Many plant foods are naturally high in iron and some ways to help increase iron absorption are to:

  1. eat sprouted grains and seeds
  2. soak beans before use
  3. choose raw nuts over roasted nuts
  4. eat fermented foods

Some foods naturally containing iron are baked potatoes, chickpeas, cooked lentils, almonds, flax seeds and pumpkin seeds. Try to include them in your daily diet by either cooking them on their own or adding them in salads, smoothies or soups.


Including calcium in a vegan diet can be achieved either by eating a balanced diet full of nutrient dense foods, by incorporating calcium fortified foods or by supplementing it. Some of the foods naturally containing calcium are kale, chickpeas, almonds, figs, oranges as well as molasses.


In case of vitamin B12 vegans must rely exclusively on fortified foods or supplements.
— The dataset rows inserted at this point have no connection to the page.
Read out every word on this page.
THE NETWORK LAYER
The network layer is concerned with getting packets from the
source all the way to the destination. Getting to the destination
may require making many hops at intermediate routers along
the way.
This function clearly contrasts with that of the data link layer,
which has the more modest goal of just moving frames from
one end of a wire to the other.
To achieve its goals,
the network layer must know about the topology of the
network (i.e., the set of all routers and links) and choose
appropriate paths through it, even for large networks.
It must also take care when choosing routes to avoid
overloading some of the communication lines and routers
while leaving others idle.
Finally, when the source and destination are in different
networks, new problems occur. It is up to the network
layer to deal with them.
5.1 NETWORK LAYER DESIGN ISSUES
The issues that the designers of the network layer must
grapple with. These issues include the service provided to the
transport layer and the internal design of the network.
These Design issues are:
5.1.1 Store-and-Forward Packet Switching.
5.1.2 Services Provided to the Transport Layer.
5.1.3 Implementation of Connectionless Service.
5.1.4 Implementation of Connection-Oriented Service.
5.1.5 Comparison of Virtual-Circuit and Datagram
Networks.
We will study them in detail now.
Make sure that you consult your doctor or pharmacist if you are on a vegan diet and make sure that you get the necessary daily amount of this vitamin.


Few foods actually contain vitamin D. During the darker winter months, getting adequate amounts of vitamin D can be an issue for all vegans especially those living in the northern hemisphere. For sufficient vitamin D absorption, just 15-45 minutes of unprotected sun exposure to the face and arms can provide enough pre-vitamin D to be converted to vitamin D. It may be also necessary to eat vitamin D fortified foods or to supplement in order to get the recommended daily intake of this vitamin.